The former senior manager of commercial lending at Irish Nationwide Building Society has been fined €23,000 by the Central Bank over his participation in breaches of financial services law.
Tom McMenamin has also been disqualified from taking a management position at a financial service provider for 18 years.
Mr McMenamin admitted he had played a role in multiple failures by the building society to adhere to its policies in relation to commercial lending and credit risk.
This included not properly documenting commercial loan applications, not following the correct approval processes, not following processes in relation to loan to value ratios and not monitoring commercial lending.
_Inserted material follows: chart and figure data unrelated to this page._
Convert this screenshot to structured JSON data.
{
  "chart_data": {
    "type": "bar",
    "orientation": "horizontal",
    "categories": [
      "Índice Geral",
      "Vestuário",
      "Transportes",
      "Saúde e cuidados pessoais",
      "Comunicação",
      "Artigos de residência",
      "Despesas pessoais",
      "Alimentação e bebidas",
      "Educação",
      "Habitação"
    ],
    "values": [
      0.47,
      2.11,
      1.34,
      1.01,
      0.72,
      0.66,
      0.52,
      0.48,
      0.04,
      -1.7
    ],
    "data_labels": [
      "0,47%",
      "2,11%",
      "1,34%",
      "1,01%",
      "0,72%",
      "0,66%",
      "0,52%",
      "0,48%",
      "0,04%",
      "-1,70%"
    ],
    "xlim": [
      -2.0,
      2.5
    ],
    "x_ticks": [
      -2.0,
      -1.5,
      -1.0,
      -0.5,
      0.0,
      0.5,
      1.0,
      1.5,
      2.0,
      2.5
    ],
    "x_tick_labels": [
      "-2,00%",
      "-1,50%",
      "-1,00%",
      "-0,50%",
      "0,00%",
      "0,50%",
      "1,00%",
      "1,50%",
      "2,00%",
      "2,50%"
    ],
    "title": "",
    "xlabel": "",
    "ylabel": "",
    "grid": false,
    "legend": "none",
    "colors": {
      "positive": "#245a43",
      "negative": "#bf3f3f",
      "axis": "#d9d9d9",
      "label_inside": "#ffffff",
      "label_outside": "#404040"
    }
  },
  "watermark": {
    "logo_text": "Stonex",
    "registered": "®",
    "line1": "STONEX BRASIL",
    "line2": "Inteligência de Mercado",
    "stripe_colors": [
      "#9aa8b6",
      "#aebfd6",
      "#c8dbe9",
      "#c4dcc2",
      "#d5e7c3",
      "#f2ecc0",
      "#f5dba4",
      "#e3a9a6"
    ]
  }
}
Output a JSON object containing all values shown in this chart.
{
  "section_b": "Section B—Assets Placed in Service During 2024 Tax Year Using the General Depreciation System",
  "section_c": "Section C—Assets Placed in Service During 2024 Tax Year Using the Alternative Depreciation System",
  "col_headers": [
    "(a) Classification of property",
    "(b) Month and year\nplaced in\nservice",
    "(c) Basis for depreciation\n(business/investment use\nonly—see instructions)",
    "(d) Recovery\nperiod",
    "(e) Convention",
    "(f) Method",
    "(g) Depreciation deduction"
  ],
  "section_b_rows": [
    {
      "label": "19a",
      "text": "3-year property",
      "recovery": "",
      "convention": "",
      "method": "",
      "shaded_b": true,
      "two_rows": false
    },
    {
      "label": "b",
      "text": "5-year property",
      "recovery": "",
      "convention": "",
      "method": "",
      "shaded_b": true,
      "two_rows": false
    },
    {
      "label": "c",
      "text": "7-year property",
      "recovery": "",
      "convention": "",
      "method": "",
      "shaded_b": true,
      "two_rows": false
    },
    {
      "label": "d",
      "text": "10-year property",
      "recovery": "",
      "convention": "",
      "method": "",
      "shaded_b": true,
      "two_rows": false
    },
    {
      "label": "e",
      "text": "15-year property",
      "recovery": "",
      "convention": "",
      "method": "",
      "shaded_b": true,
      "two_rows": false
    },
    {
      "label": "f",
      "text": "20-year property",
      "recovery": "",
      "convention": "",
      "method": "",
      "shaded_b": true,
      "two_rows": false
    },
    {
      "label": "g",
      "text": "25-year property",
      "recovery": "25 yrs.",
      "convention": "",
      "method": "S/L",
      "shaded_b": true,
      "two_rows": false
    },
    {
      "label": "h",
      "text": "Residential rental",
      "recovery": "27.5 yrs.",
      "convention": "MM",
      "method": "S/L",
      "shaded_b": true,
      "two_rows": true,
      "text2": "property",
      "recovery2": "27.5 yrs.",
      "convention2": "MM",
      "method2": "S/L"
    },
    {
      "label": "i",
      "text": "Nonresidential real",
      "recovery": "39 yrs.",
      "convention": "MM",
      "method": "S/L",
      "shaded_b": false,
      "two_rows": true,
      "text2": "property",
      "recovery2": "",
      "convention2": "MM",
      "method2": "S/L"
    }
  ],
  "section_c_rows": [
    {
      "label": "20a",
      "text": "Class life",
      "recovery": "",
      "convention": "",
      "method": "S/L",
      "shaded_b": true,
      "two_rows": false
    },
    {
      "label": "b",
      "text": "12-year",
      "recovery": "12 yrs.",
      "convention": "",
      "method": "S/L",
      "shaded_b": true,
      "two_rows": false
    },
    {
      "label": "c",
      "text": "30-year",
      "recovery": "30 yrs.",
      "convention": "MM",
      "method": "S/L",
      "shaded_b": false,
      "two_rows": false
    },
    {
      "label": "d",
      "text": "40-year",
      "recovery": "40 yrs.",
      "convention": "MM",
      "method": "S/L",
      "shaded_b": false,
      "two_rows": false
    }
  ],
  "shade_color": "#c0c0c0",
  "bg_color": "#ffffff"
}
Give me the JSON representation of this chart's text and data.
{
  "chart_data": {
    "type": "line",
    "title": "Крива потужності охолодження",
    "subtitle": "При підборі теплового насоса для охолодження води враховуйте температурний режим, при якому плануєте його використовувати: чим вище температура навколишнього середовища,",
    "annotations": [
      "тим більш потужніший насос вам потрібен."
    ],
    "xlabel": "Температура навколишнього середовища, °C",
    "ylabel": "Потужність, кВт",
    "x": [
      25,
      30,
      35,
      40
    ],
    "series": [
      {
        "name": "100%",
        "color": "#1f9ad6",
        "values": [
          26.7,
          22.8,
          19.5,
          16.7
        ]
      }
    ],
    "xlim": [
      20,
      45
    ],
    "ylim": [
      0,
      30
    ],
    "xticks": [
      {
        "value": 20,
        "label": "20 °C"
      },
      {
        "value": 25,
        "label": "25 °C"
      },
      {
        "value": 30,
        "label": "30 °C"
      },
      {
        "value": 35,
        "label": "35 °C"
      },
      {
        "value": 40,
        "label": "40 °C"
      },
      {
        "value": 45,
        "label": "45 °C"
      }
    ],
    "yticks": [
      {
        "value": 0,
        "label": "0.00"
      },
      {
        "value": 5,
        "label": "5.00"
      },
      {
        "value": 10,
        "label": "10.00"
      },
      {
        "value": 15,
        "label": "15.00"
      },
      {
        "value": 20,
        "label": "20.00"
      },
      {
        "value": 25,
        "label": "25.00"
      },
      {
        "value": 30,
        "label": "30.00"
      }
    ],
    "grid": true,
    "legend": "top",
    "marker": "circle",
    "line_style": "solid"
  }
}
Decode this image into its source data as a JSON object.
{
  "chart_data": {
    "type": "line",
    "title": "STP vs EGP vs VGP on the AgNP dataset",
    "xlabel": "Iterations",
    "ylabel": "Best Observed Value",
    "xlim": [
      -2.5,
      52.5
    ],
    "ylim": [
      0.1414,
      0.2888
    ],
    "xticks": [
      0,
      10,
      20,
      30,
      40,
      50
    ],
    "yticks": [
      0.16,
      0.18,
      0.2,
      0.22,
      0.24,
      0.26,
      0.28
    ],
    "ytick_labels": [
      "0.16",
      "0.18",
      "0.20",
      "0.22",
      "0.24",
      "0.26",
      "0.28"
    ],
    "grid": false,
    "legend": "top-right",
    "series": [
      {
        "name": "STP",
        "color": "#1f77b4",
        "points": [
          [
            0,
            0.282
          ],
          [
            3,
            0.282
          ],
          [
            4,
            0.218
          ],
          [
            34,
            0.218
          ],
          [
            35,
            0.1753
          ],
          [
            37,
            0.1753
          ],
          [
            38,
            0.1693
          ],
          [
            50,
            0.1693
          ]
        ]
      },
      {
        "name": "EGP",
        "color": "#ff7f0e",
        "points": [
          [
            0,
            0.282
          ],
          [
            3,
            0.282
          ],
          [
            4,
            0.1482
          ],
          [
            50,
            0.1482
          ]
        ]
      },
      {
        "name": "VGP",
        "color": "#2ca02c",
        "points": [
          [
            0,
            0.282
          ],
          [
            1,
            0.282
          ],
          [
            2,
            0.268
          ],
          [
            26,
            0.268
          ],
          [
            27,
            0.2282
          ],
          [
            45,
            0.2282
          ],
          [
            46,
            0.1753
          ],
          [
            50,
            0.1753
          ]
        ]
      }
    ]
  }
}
The Central Bank said that the breaches merited a penalty of €250,000, however legislation prohibits it from imposing a fine that could make a person bankrupt. Giving regard to Mr McMenamin's current financial position, the regulator said it reduced the fine to €23,000.
The Central Bank said Mr McMenamin's failings "demonstrated a serious lack of due skill, care and diligence in carrying out his role and responsibilities as Senior Manager of Commercial Lending ROI.
"Mr McMenamin accepts that he participated in a pattern of systemic policy breaches by INBS leading to poor risk management, ineffective governance and an overall culture of high risk lending.
"In this respect, his actions and/or omissions were not deliberate or dishonest. INBS' financial instability lead to its ultimate collapse."
In deciding its penalty the regulator said it took a number of factors into account; including the "reckless nature" of Mr McMenamin's conduct, the "significant degree" to which he failed to fulfil his role and the extended duration of the admitted breaches.
In February, the Central Bank fined INBS' former chairman Michael P Walsh €20,000 for his admitted participation in "certain prescribed contraventions of financial services law".
Mr Walsh was also disqualified from managing a regulated financial service provider for three years and received a reprimand from the Central Bank.
The bank's inquiry into Michael Fingleton, John Stanley Purcell and Gary McCollum is ongoing, and it said that the settlement with Mr McMenamin had no impact on those cases.